From the Standford Social Innovation review on critiquing cause marketing:
“Yet the long-term effects of consumption philanthropy are troubling. The first of these effects is that consumption philanthropy—which usually takes place as individual market transactions—distracts its participants from collective solutions to collective problems. This distraction steers people’s attention and collective resources away from the neediest causes, the most effective interventions, and the act of critical questioning itself.”
For the full article: http://www.ssireview.org/articles/entry/the_hidden_costs_of_cause_marketing/
The popularity of helping-by-buying in today’s “free-market” economy is not surprising, and reflective of our desire for quick and easy solutions that don’t require any critical questioning.

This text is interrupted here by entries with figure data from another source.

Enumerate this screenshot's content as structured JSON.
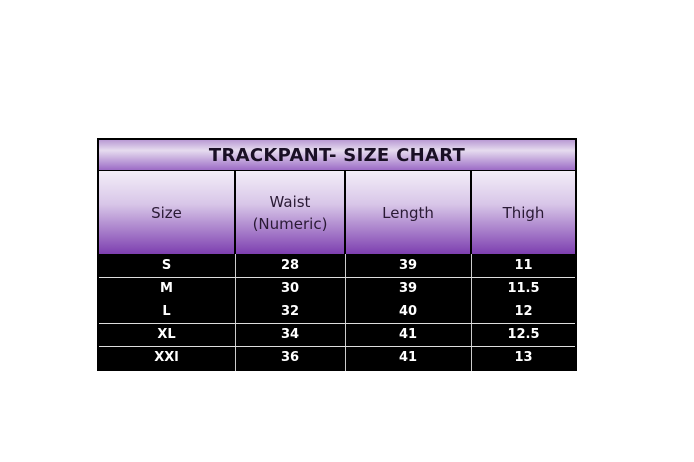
{
  "title": "TRACKPANT- SIZE CHART",
  "headers": [
    "Size",
    "Waist\n(Numeric)",
    "Length",
    "Thigh"
  ],
  "header_lines": {
    "waist1": "Waist",
    "waist2": "(Numeric)"
  },
  "rows": [
    [
      "S",
      "28",
      "39",
      "11"
    ],
    [
      "M",
      "30",
      "39",
      "11.5"
    ],
    [
      "L",
      "32",
      "40",
      "12"
    ],
    [
      "XL",
      "34",
      "41",
      "12.5"
    ],
    [
      "XXl",
      "36",
      "41",
      "13"
    ]
  ],
  "colors": {
    "header_purple": "#7d3fb0",
    "body_bg": "#000000"
  }
}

It strikes me that this issue raises similar questions as does volunteering at casinos to support social causes. True, charitable organizations get the funding they need, but on the backs of people’s addictions (be it gambling or shopping).
The key problem is the lack of questioning. Let’s not ask too many questions where the money comes from or where it goes as long as money is going to a worthy cause. Bruce Harris, an advocate for street kids in Central America, recalls a saying, “When I feed the hungry, they call me a hero; when I ask why the people are hungry, they call me a Communist.”
The answer is not a simple black and white in my opinion. Companies can take on social issues in serious ways (See Patagonia or DIRTT), but we also have to remember that the market is severely constrained as to what issues it pays attention it and how deeply it assesses the issues. The question in the stereotypical boardroom tends to be about choosing the most prominent issue for mainstream population because afterall, the cause should help promote the “goodness” of the company.
Relying only on where corporate interests and social interests intersect misses the other important areas of the “solution space” for social issues.